Tuesday, July 13, 2010

Insurance, the N.R.A., and State Power

In the health care debate this year, for instance, the N.R.A.'s lobbyists worked with the Senate majority leader, Harry Reid, to include a little-noticed provision banning insurance companies from charging higher premiums for people with guns in their homes.

This is a blatant misuse of state power.  Insurance companies should be allowed to charge any premium their accountants say makes sense.  If people with guns in their homes have more insurance claims on average, then the insurance company should be compensated for the higher risk.  It is completely ridiculous to assume that the insurance companies are unfairly discriminating against gun owners.  Any company that did so would rapidly lose all of their gun-owning customers to an insurance company that charged fair rates.  This new law will force all people who do not own guns to subsidize the people who do own guns.  If the insurance companies cannot charge gun owners for their higher risk, then they have to raise rates for everybody to cover their costs.

Insurance rates are absolutely the best way our civilization has for putting the proper price on risky behavior.  You cannot expect people to calculate all of the long-term costs and benefits of all of their actions.  But insurance companies are full of professionals who do just that.  If these companies were free to set rates at will, then this would send an immediate signal to people about the costs of their actions.  People might not know the true costs of smoking, and they may not trust government messages, but they will pay attention if life insurance and health insurance rates are much higher for smokers.  By transforming an uncertain future cost into an immediate present cost, insurance companies can provide an incredibly valuable information service to consumers.

But we have a plethora of laws that prevent them from doing this.  Insurance companies are explicitly banned from putting a proper price on risky behaviors.  There are only a small number of behaviors that they are allowed to accurately price.  This means that people have no incentive to stop their risky behaviors, and everybody suffers as a result.

If insurance companies were allowed to accurately price risk, then there would be less need for government intervention into risky actions.  If people had to pay the true costs of drinking alcohol or owning guns or consuming too many calories, then there would be less of these actions, and also less demand for government intervention with respect to these actions.

Our current state of affairs comes from people not understanding what prices are.  If the insurance company charges then a higher price for owning guns, they see it as unfair or an insult.  They do not see it as an accurate signal of the costs of their actions, which it will be if there is any competition in the insurance market.

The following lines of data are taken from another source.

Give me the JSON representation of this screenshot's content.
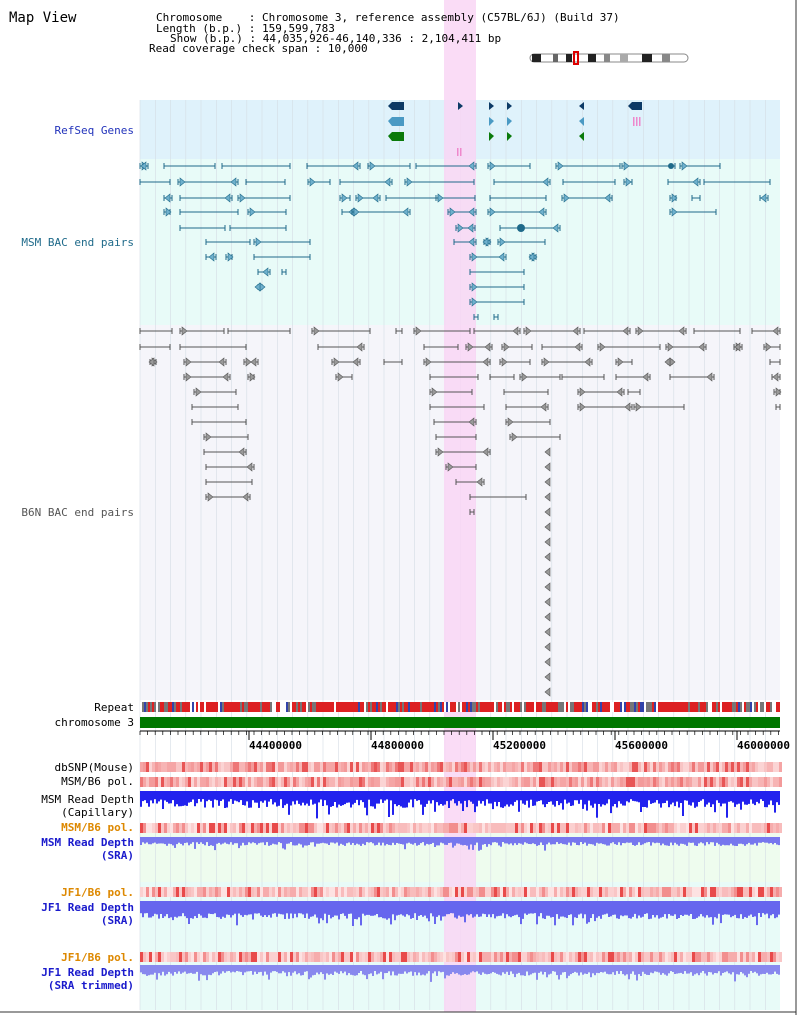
{
  "view_title": "Map View",
  "header": {
    "chromosome_key": "Chromosome",
    "chromosome_value": "Chromosome 3, reference assembly (C57BL/6J) (Build 37)",
    "length_key": "Length (b.p.)",
    "length_value": "159,599,783",
    "show_key": "Show (b.p.)",
    "show_value": "44,035,926-46,140,336 : 2,104,411 bp",
    "coverage_key": "Read coverage check span",
    "coverage_value": "10,000"
  },
  "tracks": {
    "refseq": "RefSeq Genes",
    "msm_bac": "MSM BAC end pairs",
    "b6n_bac": "B6N BAC end pairs",
    "repeat": "Repeat",
    "chromosome": "chromosome 3",
    "dbsnp": "dbSNP(Mouse)",
    "msm_b6_pol_cap": "MSM/B6 pol.",
    "msm_depth_cap_1": "MSM Read Depth",
    "msm_depth_cap_2": "(Capillary)",
    "msm_b6_pol_sra": "MSM/B6 pol.",
    "msm_depth_sra_1": "MSM Read Depth",
    "msm_depth_sra_2": "(SRA)",
    "jf1_pol_sra": "JF1/B6 pol.",
    "jf1_depth_sra_1": "JF1 Read Depth",
    "jf1_depth_sra_2": "(SRA)",
    "jf1_pol_trim": "JF1/B6 pol.",
    "jf1_depth_trim_1": "JF1 Read Depth",
    "jf1_depth_trim_2": "(SRA trimmed)"
  },
  "axis": {
    "ticks": [
      "44400000",
      "44800000",
      "45200000",
      "45600000",
      "46000000"
    ]
  },
  "colors": {
    "refseq_bg": "#dff2fb",
    "bac_bg": "#e8fbf8",
    "b6n_bg": "#f5f5fa",
    "highlight": "#f9d6f4",
    "refseq_label": "#2233bb",
    "msm_label": "#1f6a8a",
    "b6n_label": "#555555",
    "orange_label": "#dd8800",
    "blue_label": "#1a1acc",
    "repeat_red": "#dd2222",
    "chromosome_green": "#007700",
    "depth_blue": "#2222ee"
  }
}
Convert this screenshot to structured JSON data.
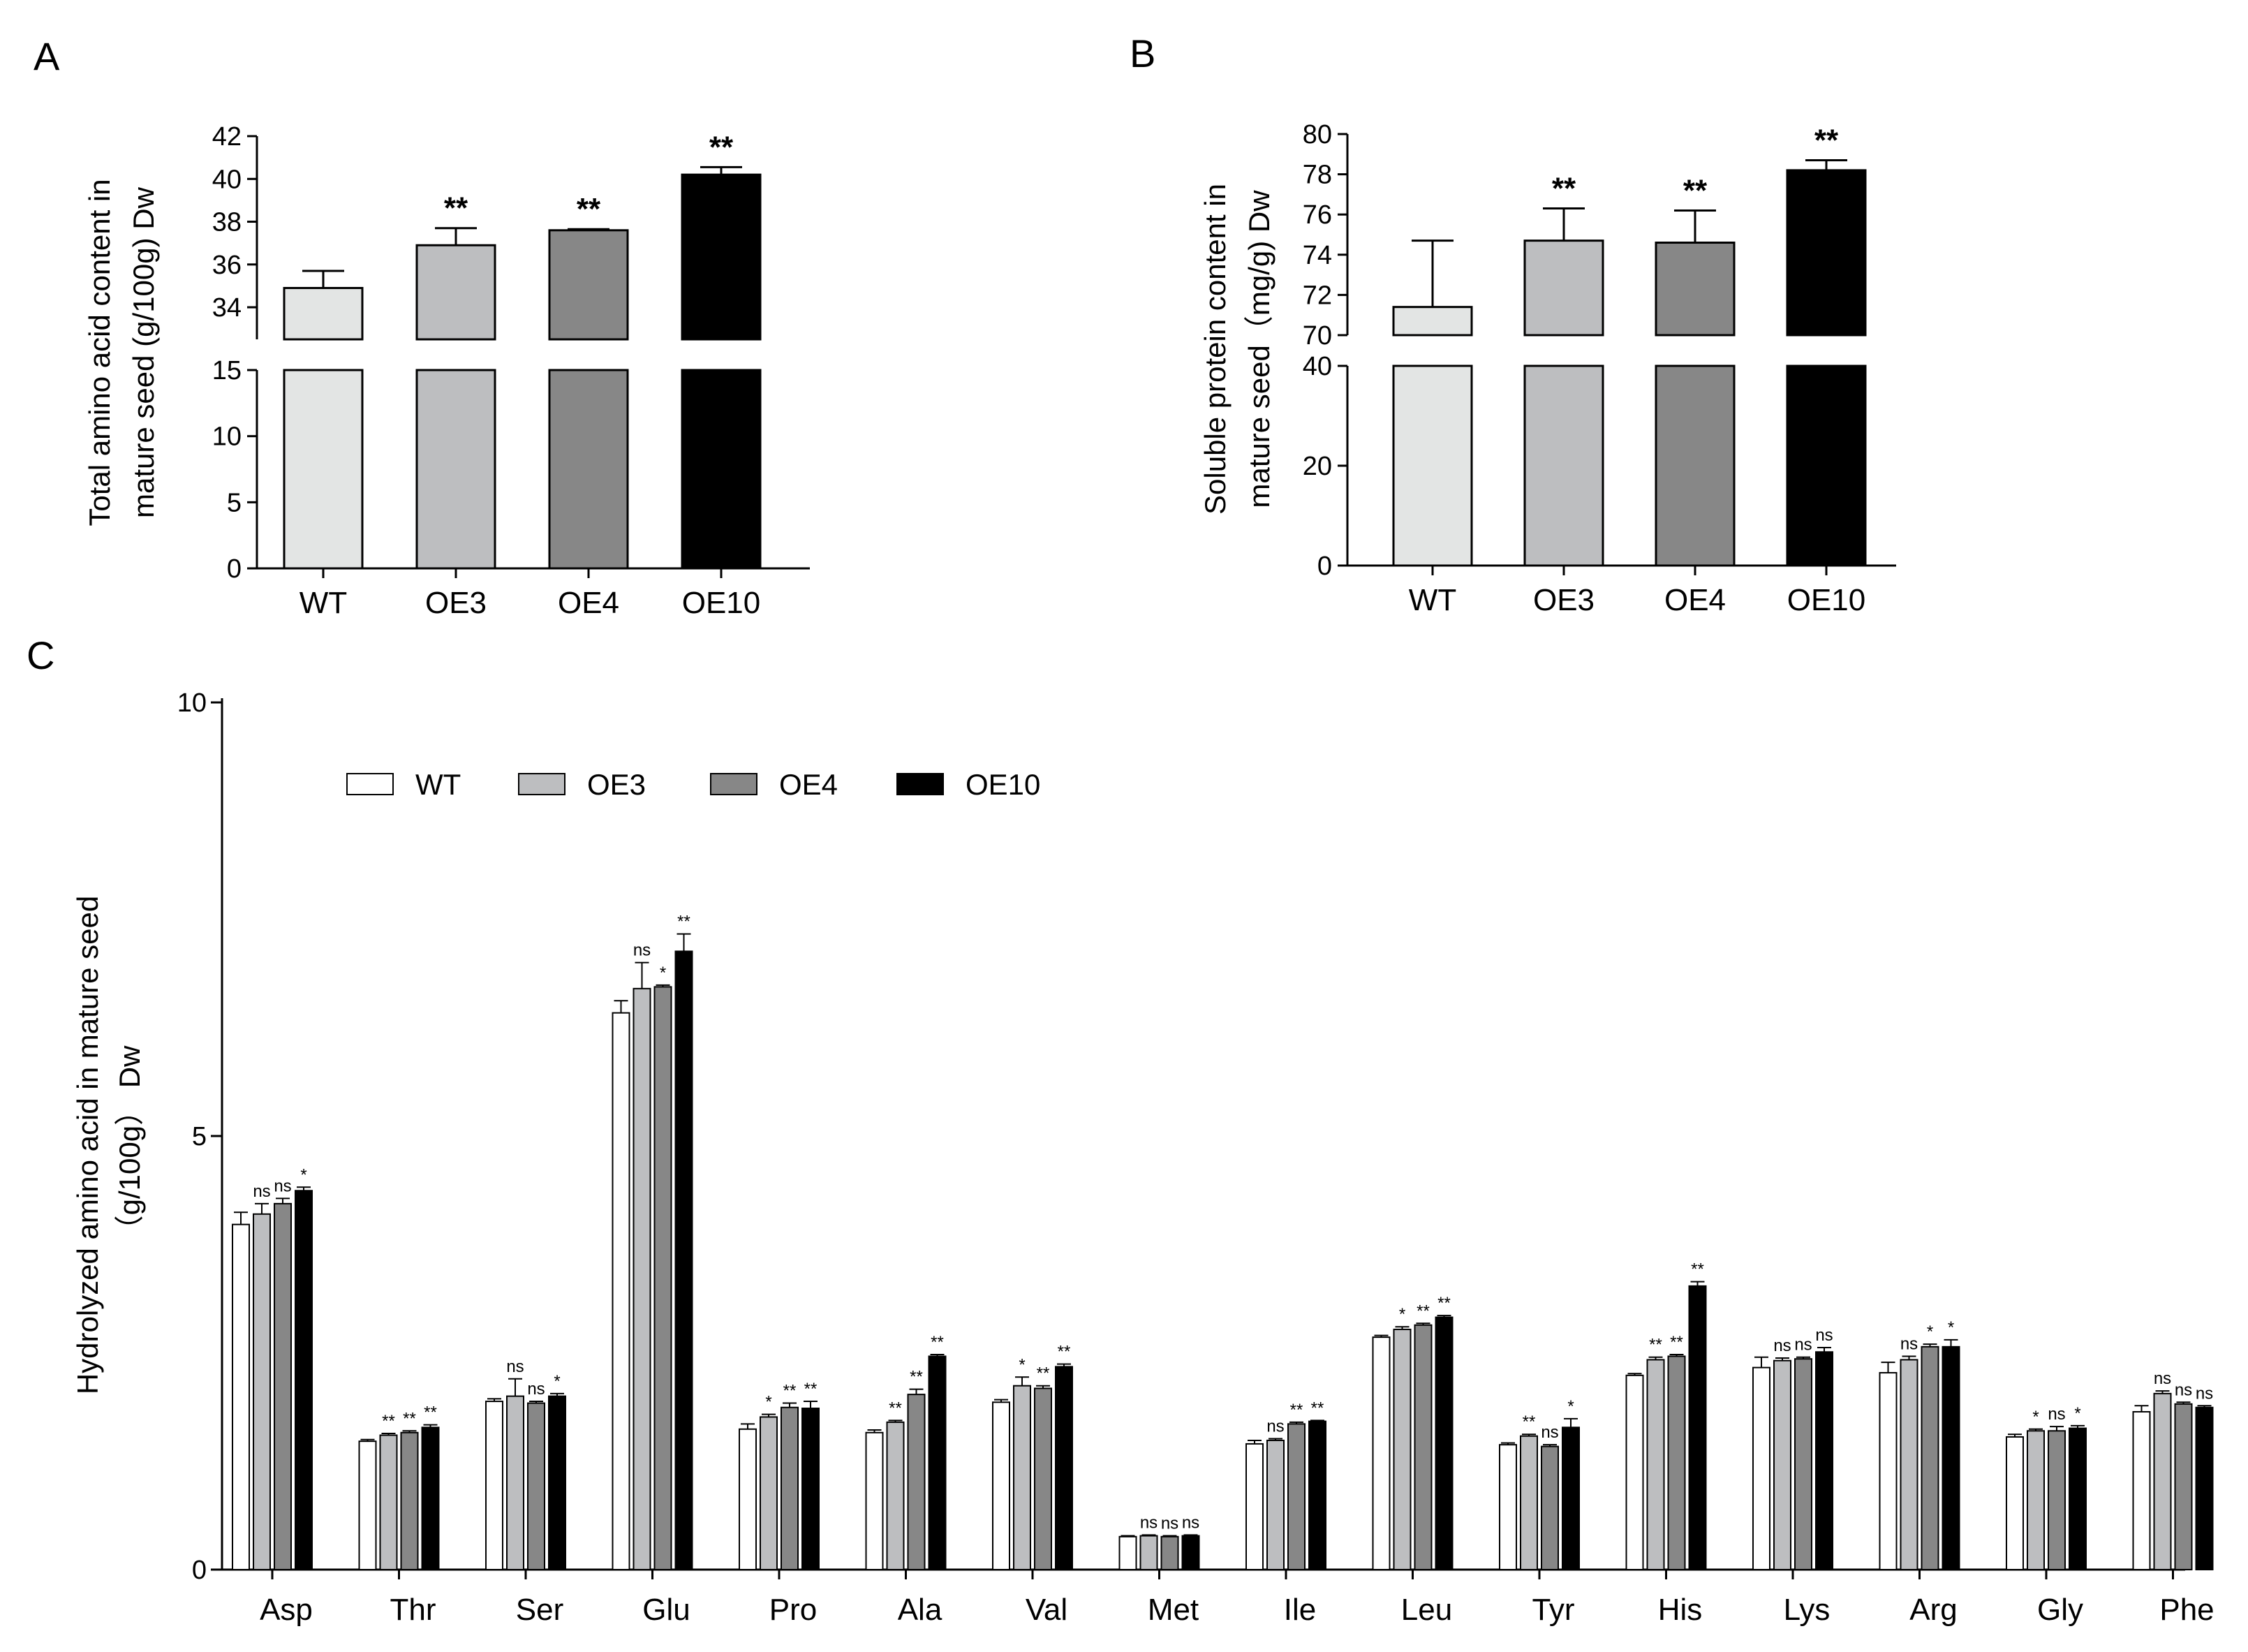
{
  "panels": {
    "A": "A",
    "B": "B",
    "C": "C"
  },
  "chart_data": [
    {
      "id": "A",
      "type": "bar",
      "title": "",
      "ylabel_lines": [
        "Total amino acid content in",
        "mature seed (g/100g) Dw"
      ],
      "categories": [
        "WT",
        "OE3",
        "OE4",
        "OE10"
      ],
      "values": [
        34.9,
        36.9,
        37.6,
        40.2
      ],
      "errors": [
        0.8,
        0.8,
        0.05,
        0.35
      ],
      "significance": [
        "",
        "**",
        "**",
        "**"
      ],
      "colors": [
        "#e3e5e4",
        "#bdbec0",
        "#878787",
        "#000000"
      ],
      "broken_axis": {
        "lower_range": [
          0,
          15
        ],
        "lower_ticks": [
          "0",
          "5",
          "10",
          "15"
        ],
        "upper_range": [
          32.5,
          42
        ],
        "upper_ticks": [
          "34",
          "36",
          "38",
          "40",
          "42"
        ]
      }
    },
    {
      "id": "B",
      "type": "bar",
      "title": "",
      "ylabel_lines": [
        "Soluble protein content in",
        "mature seed（mg/g) Dw"
      ],
      "categories": [
        "WT",
        "OE3",
        "OE4",
        "OE10"
      ],
      "values": [
        71.4,
        74.7,
        74.6,
        78.2
      ],
      "errors": [
        3.3,
        1.6,
        1.6,
        0.5
      ],
      "significance": [
        "",
        "**",
        "**",
        "**"
      ],
      "colors": [
        "#e3e5e4",
        "#bdbec0",
        "#878787",
        "#000000"
      ],
      "broken_axis": {
        "lower_range": [
          0,
          40
        ],
        "lower_ticks": [
          "0",
          "20",
          "40"
        ],
        "upper_range": [
          70,
          80
        ],
        "upper_ticks": [
          "70",
          "72",
          "74",
          "76",
          "78",
          "80"
        ]
      }
    },
    {
      "id": "C",
      "type": "bar",
      "title": "",
      "ylabel_lines": [
        "Hydrolyzed amino acid in mature seed",
        "（g/100g） Dw"
      ],
      "ylim": [
        0,
        10
      ],
      "yticks": [
        "0",
        "5",
        "10"
      ],
      "categories": [
        "Asp",
        "Thr",
        "Ser",
        "Glu",
        "Pro",
        "Ala",
        "Val",
        "Met",
        "Ile",
        "Leu",
        "Tyr",
        "His",
        "Lys",
        "Arg",
        "Gly",
        "Phe"
      ],
      "legend": [
        "WT",
        "OE3",
        "OE4",
        "OE10"
      ],
      "colors": [
        "#ffffff",
        "#bdbec0",
        "#878787",
        "#000000"
      ],
      "series": [
        {
          "name": "WT",
          "values": [
            3.98,
            1.48,
            1.94,
            6.42,
            1.62,
            1.58,
            1.93,
            0.38,
            1.45,
            2.68,
            1.44,
            2.24,
            2.33,
            2.27,
            1.53,
            1.82
          ],
          "errors": [
            0.14,
            0.02,
            0.03,
            0.14,
            0.06,
            0.03,
            0.03,
            0.01,
            0.04,
            0.02,
            0.02,
            0.02,
            0.12,
            0.12,
            0.03,
            0.07
          ],
          "sig": [
            "",
            "",
            "",
            "",
            "",
            "",
            "",
            "",
            "",
            "",
            "",
            "",
            "",
            "",
            "",
            ""
          ]
        },
        {
          "name": "OE3",
          "values": [
            4.1,
            1.55,
            2.0,
            6.7,
            1.76,
            1.7,
            2.12,
            0.39,
            1.49,
            2.77,
            1.54,
            2.42,
            2.41,
            2.42,
            1.6,
            2.03
          ],
          "errors": [
            0.12,
            0.02,
            0.2,
            0.3,
            0.03,
            0.02,
            0.1,
            0.01,
            0.02,
            0.03,
            0.02,
            0.03,
            0.03,
            0.04,
            0.02,
            0.03
          ],
          "sig": [
            "ns",
            "**",
            "ns",
            "ns",
            "*",
            "**",
            "*",
            "ns",
            "ns",
            "*",
            "**",
            "**",
            "ns",
            "ns",
            "*",
            "ns"
          ]
        },
        {
          "name": "OE4",
          "values": [
            4.22,
            1.58,
            1.92,
            6.72,
            1.87,
            2.02,
            2.09,
            0.38,
            1.68,
            2.82,
            1.42,
            2.46,
            2.43,
            2.57,
            1.6,
            1.91
          ],
          "errors": [
            0.06,
            0.02,
            0.02,
            0.02,
            0.05,
            0.06,
            0.03,
            0.01,
            0.02,
            0.02,
            0.02,
            0.02,
            0.02,
            0.03,
            0.05,
            0.02
          ],
          "sig": [
            "ns",
            "**",
            "ns",
            "*",
            "**",
            "**",
            "**",
            "ns",
            "**",
            "**",
            "ns",
            "**",
            "ns",
            "*",
            "ns",
            "ns"
          ]
        },
        {
          "name": "OE10",
          "values": [
            4.37,
            1.64,
            2.0,
            7.13,
            1.86,
            2.46,
            2.34,
            0.39,
            1.71,
            2.91,
            1.64,
            3.27,
            2.51,
            2.57,
            1.63,
            1.87
          ],
          "errors": [
            0.04,
            0.03,
            0.03,
            0.2,
            0.08,
            0.02,
            0.03,
            0.01,
            0.01,
            0.02,
            0.1,
            0.05,
            0.05,
            0.08,
            0.03,
            0.02
          ],
          "sig": [
            "*",
            "**",
            "*",
            "**",
            "**",
            "**",
            "**",
            "ns",
            "**",
            "**",
            "*",
            "**",
            "ns",
            "*",
            "*",
            "ns"
          ]
        }
      ]
    }
  ]
}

Note that I am very much in favor of the right to bear arms.  The state should not prohibit law-abiding citizens from owning weapons.  It is, and should be, a fundamental legal right.  But exercising that legal right has costs, and I hold it as a fundamental principle that people should pay the costs of their actions.  The state should not prevent people from owning guns or smoking or doing drugs, but it should also not prevent insurance companies from charging the appropriate price for these actions.  People should be allowed to do anything they want, provided that they are willing to pay all of the costs of their actions. 

Preventing people from doing things is bad, but artificially shielding them from the costs of their actions is just as bad.